Phil de Glanville, the Bath centre appointed by Rowell as England captain nine months ago, was saddened but not remotely surprised by yesterday's news. "He's been thinking this over for some time," he said. "He's a shrewd man." Like Rowell, De Glanville diplomatically kept the lid on his feelings but along with most of the England squad, he quietly articulated his disgust at his mentors' treatment on more than one occasion during the summer.

The RFU will almost certainly attempt to explain Rowell's departure by citing his unwillingness to compromise a spectacularly lucrative management consultancy career by taking on a full-time role with England and, indeed, Rowell may seek the quiet life by following that particular line himself, at least in public. But as one England insider pointed out on Monday before McGeechan's decision had been announced: "There is nothing to stop Jack combining the two halves of his life. That is not the issue. The issue lies at Twickenham with the people who have undermined him. They know who they are."

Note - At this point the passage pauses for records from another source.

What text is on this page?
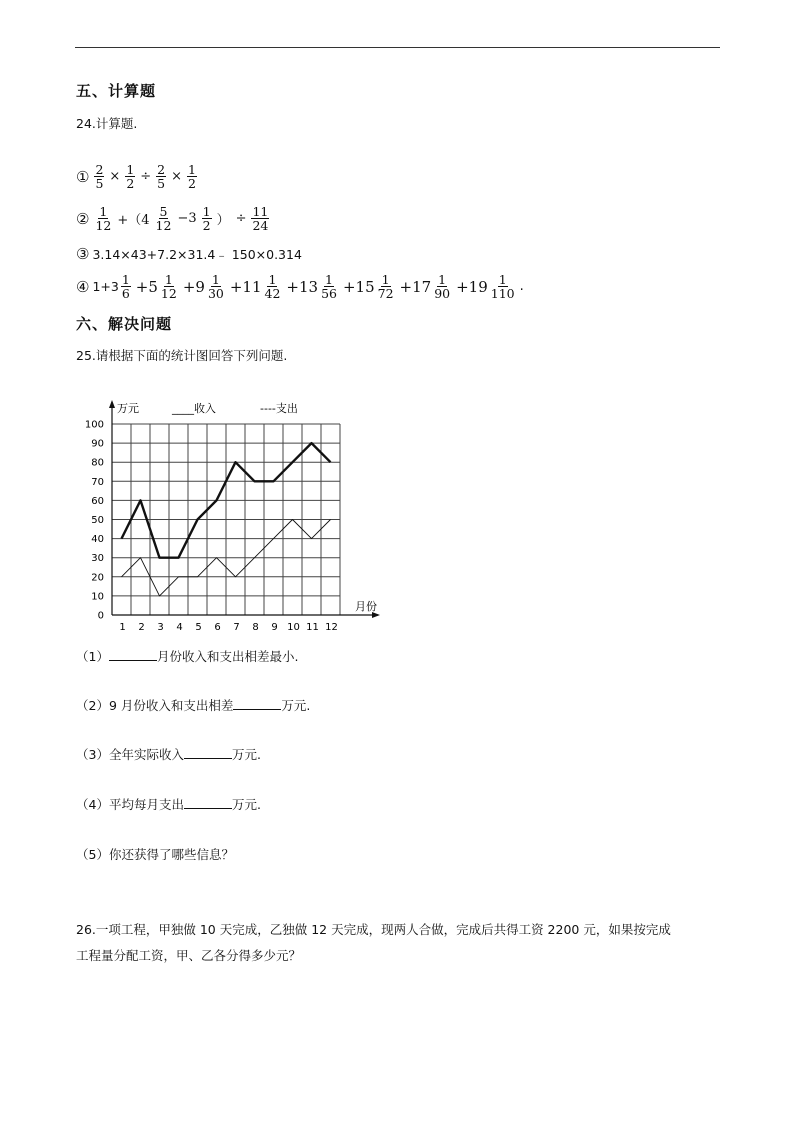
五、计算题
24.计算题.
① $\frac{2}{5} \times \frac{1}{2} \div \frac{2}{5} \times \frac{1}{2}$
② $\frac{1}{12} +(4 \frac{5}{12} -3 \frac{1}{2}$ ） ÷ $\frac{11}{24}$
③ 3.14×43+7.2×31.4﹣ 150×0.314
④ $1+3 \frac{1}{6} +5 \frac{1}{12} +9 \frac{1}{30} +11 \frac{1}{42} +13 \frac{1}{56} +15 \frac{1}{72} +17 \frac{1}{90} +19 \frac{1}{110}$ .
六、解决问题
25.请根据下面的统计图回答下列问题.
0
10
20
30
40
50
60
70
80
90
100
1 2 3 4 5 6 7 8 9 10 11 12
万元
月份
____收入	----支出
（1）	月份收入和支出相差最小.
（2）9 月份收入和支出相差	万元.
（3）全年实际收入	万元.
（4）平均每月支出	万元.
（5）你还获得了哪些信息？
26.一项工程，甲独做 10 天完成，乙独做 12 天完成，现两人合做，完成后共得工资 2200 元，如果按完成
工程量分配工资，甲、乙各分得多少元？
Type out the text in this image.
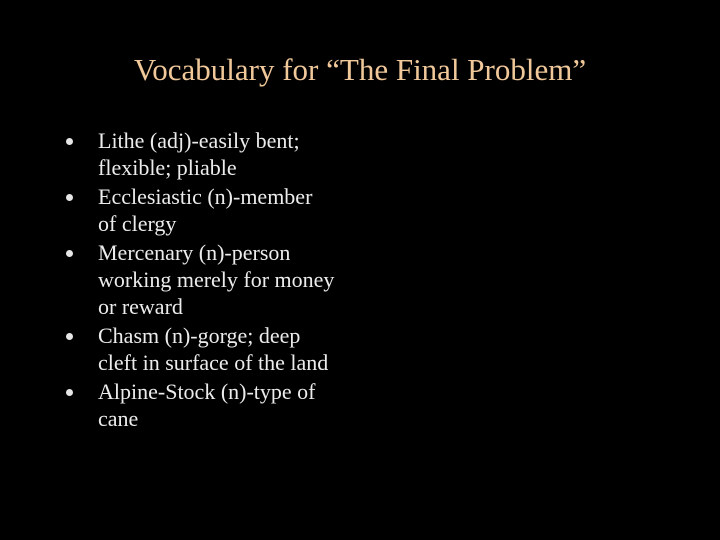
Vocabulary for “The Final Problem”
Lithe (adj)-easily bent;
flexible; pliable
Ecclesiastic (n)-member
of clergy
Mercenary (n)-person
working merely for money
or reward
Chasm (n)-gorge; deep
cleft in surface of the land
Alpine-Stock (n)-type of
cane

If Fran Cotton, Bill Beaumont and the rest of the new RFU hierarchy decide against reopening negotiations with Dwyer or, indeed, Henry or McGeechan, they may opt to appoint a senior and well-respected rugby figure as manager and pair him with a young, enthusiastic coach. Roger Uttley, a member of Beaumont's 1980 Grand Slam-winning side and a key figure in the coaching team that led England to the World Cup Final six years ago, would be an obvious candidate for the management role.

Among the coaching contenders, Clive Woodward of Bath would bring the most visionary qualities to a job crying out for an ideas man while Richard Hill, who played under Rowell at Bath before starting a successful coaching stint at Gloucester, is highly thought of in RFU circles for his deep commitment and strong work ethic.